A new report drawn up by the Irish Congress of Trade Unions (Ictu) estimates it would take an ordinary worker 212 years to earn what the chief executive of building materials company CRH, Albert Manifold, took home in 2018.
Trade unions have called for new rules to tackle remuneration of top executives in Irish companies, which they maintain is significantly outstripping pay for employees.
The Ictu assessment looked at accounts filed by 26 companies – 20 of whom were lists on the Irish Stock Exchange and six Irish-based companies listed in London.
Ictu said its analysis showed "that total annual CEO remuneration increased in 11 companies, ranging from 9 per cent in Permanent TSB to a 99 per cent increase in Smurfit Kappa".
“Meanwhile, wages for the average full-time worker were up just 2.6 per cent on 2017,” the trade union movement umbrella body said.
It said annual pay and benefits were close to or above €1 million for 22 of the 26 chief executives, “and as much as €8.2 million”.
The Ictu report said that 13 company chief executives were paid more than 50 times an ordinary worker’s salary in 2018.

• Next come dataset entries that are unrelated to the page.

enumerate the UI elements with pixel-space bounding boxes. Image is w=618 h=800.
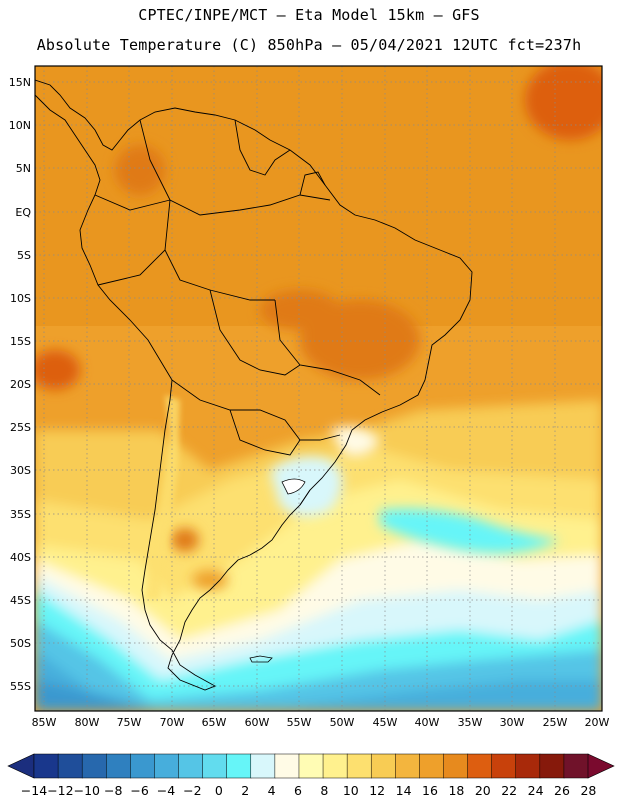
colorbar-swatch: [274, 753, 300, 779]
colorbar-swatch: [467, 753, 493, 779]
colorbar-swatch: [33, 753, 59, 779]
colorbar-label: 24: [528, 783, 544, 798]
colorbar-swatch: [298, 753, 324, 779]
colorbar-label: 8: [320, 783, 328, 798]
title-line-2: Absolute Temperature (C) 850hPa – 05/04/…: [36, 36, 582, 54]
lat-label: 20S: [10, 378, 31, 391]
colorbar-label: 28: [580, 783, 596, 798]
lat-label: 15S: [10, 335, 31, 348]
colorbar-label: 14: [396, 783, 412, 798]
lon-label: 40W: [415, 716, 440, 729]
lon-label: 65W: [202, 716, 227, 729]
colorbar-label: 20: [475, 783, 491, 798]
lat-label: 45S: [10, 594, 31, 607]
colorbar-swatch: [539, 753, 565, 779]
colorbar-label: −14: [21, 783, 47, 798]
colorbar-end-left: [7, 753, 35, 779]
lat-label: 10S: [10, 292, 31, 305]
lon-label: 30W: [500, 716, 525, 729]
lon-label: 75W: [117, 716, 142, 729]
colorbar-swatch: [81, 753, 107, 779]
colorbar-label: 18: [448, 783, 464, 798]
colorbar-swatch: [322, 753, 348, 779]
lon-label: 35W: [458, 716, 483, 729]
colorbar-label: −4: [157, 783, 175, 798]
colorbar-swatch: [563, 753, 589, 779]
colorbar-swatch: [370, 753, 396, 779]
latitude-axis: 15N 10N 5N EQ 5S 10S 15S 20S 25S 30S 35S…: [9, 76, 32, 693]
colorbar-swatch: [346, 753, 372, 779]
longitude-axis: 85W 80W 75W 70W 65W 60W 55W 50W 45W 40W …: [32, 716, 610, 729]
colorbar-label: 2: [241, 783, 249, 798]
colorbar-swatch: [491, 753, 517, 779]
colorbar-label: 10: [343, 783, 359, 798]
colorbar-label: −2: [183, 783, 201, 798]
lat-label: 40S: [10, 551, 31, 564]
colorbar-label: −8: [104, 783, 122, 798]
lat-label: 30S: [10, 464, 31, 477]
colorbar: −14 −12 −10 −8 −6 −4 −2 0 2 4 6 8 10 12 …: [7, 753, 615, 798]
colorbar-swatch: [515, 753, 541, 779]
lat-label: 35S: [10, 508, 31, 521]
lon-label: 50W: [330, 716, 355, 729]
colorbar-swatch: [226, 753, 252, 779]
colorbar-swatch: [178, 753, 204, 779]
lat-label: EQ: [15, 206, 31, 219]
colorbar-label: −10: [74, 783, 100, 798]
colorbar-swatches: [33, 753, 589, 779]
colorbar-label: 4: [268, 783, 276, 798]
colorbar-label: 26: [554, 783, 570, 798]
colorbar-swatch: [395, 753, 420, 779]
colorbar-swatch: [106, 753, 131, 779]
colorbar-label: 22: [501, 783, 517, 798]
colorbar-swatch: [130, 753, 155, 779]
grid-lines: [35, 66, 602, 711]
coastline: [35, 79, 473, 691]
colorbar-label: 6: [294, 783, 302, 798]
colorbar-label: −6: [130, 783, 148, 798]
title-line-1: CPTEC/INPE/MCT – Eta Model 15km – GFS: [138, 6, 480, 24]
colorbar-swatch: [419, 753, 445, 779]
lon-label: 60W: [245, 716, 270, 729]
colorbar-swatch: [57, 753, 83, 779]
colorbar-swatch: [443, 753, 469, 779]
lat-label: 25S: [10, 421, 31, 434]
lon-label: 45W: [373, 716, 398, 729]
lat-label: 5S: [17, 249, 31, 262]
lon-label: 70W: [160, 716, 185, 729]
lon-label: 85W: [32, 716, 57, 729]
lat-label: 15N: [9, 76, 31, 89]
lon-label: 55W: [287, 716, 312, 729]
lat-label: 5N: [16, 162, 31, 175]
colorbar-label: 0: [215, 783, 223, 798]
lon-label: 80W: [75, 716, 100, 729]
colorbar-end-right: [587, 753, 615, 779]
map-frame: [34, 65, 603, 712]
lat-label: 55S: [10, 680, 31, 693]
temperature-field: [35, 66, 602, 711]
colorbar-swatch: [250, 753, 276, 779]
colorbar-label: −12: [47, 783, 73, 798]
lat-label: 10N: [9, 119, 31, 132]
colorbar-swatch: [202, 753, 228, 779]
colorbar-label: 12: [369, 783, 385, 798]
lon-label: 25W: [543, 716, 568, 729]
colorbar-swatch: [154, 753, 180, 779]
colorbar-label: 16: [422, 783, 438, 798]
colorbar-labels: −14 −12 −10 −8 −6 −4 −2 0 2 4 6 8 10 12 …: [21, 783, 597, 798]
lon-label: 20W: [585, 716, 610, 729]
lat-label: 50S: [10, 637, 31, 650]
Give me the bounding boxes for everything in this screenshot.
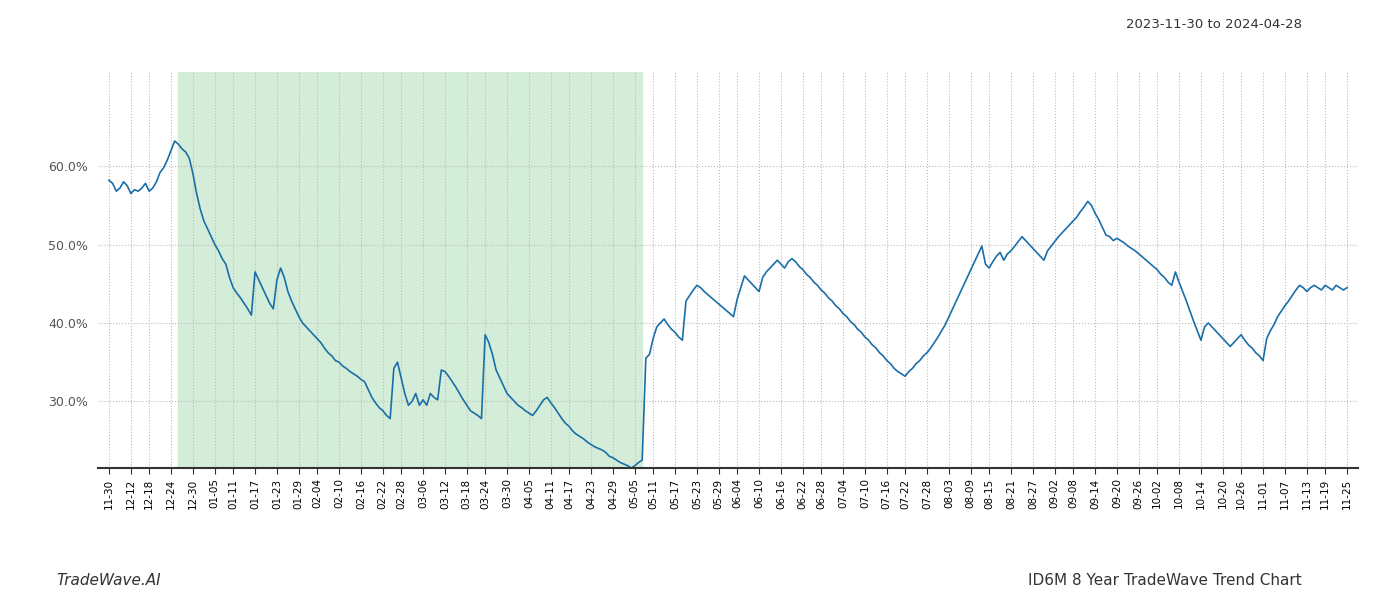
Text: 2023-11-30 to 2024-04-28: 2023-11-30 to 2024-04-28 (1126, 18, 1302, 31)
Bar (178, 72, 643, 468)
Text: TradeWave.AI: TradeWave.AI (56, 573, 161, 588)
Text: ID6M 8 Year TradeWave Trend Chart: ID6M 8 Year TradeWave Trend Chart (1028, 573, 1302, 588)
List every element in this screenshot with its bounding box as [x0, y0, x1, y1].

"The highest CEO-to-worker pay ratios are in: CRH: 212 years; Smurfit Kappa: 87 years; Tullow Oil: 80 years; DCC: 75 years; ICG: 71 years; Kerry Group: 66 years; Glanbia: 60 years; Ryanair: 59 years; Grafton: 59 years; Aryzta 57 years, Paddy Power: 57 years; Kingspan: 51 years and UDG: 51 years."
Telephone number salaries
Ictu researcher Eileen Sweeney, who has tracked the changes in the pay of each chief executive since 2015, said: "The building materials company, CRH continues to have the highest CEO-to-average-worker pay ratio, at 212-to-1.
“That is, it would take an ordinary worker 212 years to earn what the CRH boss took home in 2018.
“This is marginally narrower on the previous year as a result of a €296,000 reduction in the bonus paid to the chief executive to €2.04 million in 2018. However, a wide divide persists.”
Ictu general secretary Patricia King said: "The telephone number-like-salaries and the unjustifiable gap between the top and rest of the workforce needs to be urgently tackled. This is now recognised by the European Commission and the OECD – institutions not known to be natural bedfellows of trade unions."
Ictu said that earlier this year, the European Commission had pointed out that market income inequality – income before taxes were deducted and social welfare top-ups were added – in Ireland is the highest in the EU28.
It said the OECD’s 2018 economic survey of Ireland also pointed out that income inequality and poverty in market income were high.
Wage inequality
Ictu social policy officer Dr Laura Bambrick said the new EU shareholder rights directive was due to have become Irish law by June of this year but that this has not yet happened,
She said this initiative represented a good first step in pay transparency and tackling wage inequality.
“The directive, for the first time, requires listed companies to explain how the pay of their employees were taken into account when determining the salaries for company bosses. “
“However, despite the efforts of Congress, as detailed in our report, Government refuses to grasp the opportunity the directive presents to include more ambitious provisions – such as legally obliging listed companies to make pay ratio disclosures” said Dr Bambrick.
“Publicly listed companies are required by stock market rules to publish certain information, including pay of their management team. Private companies are under no such obligation and their executives’ pay remains shrouded in secrecy. But, there is nothing to prevent a future government making such reporting a requirement of firms tendering for public contracts.”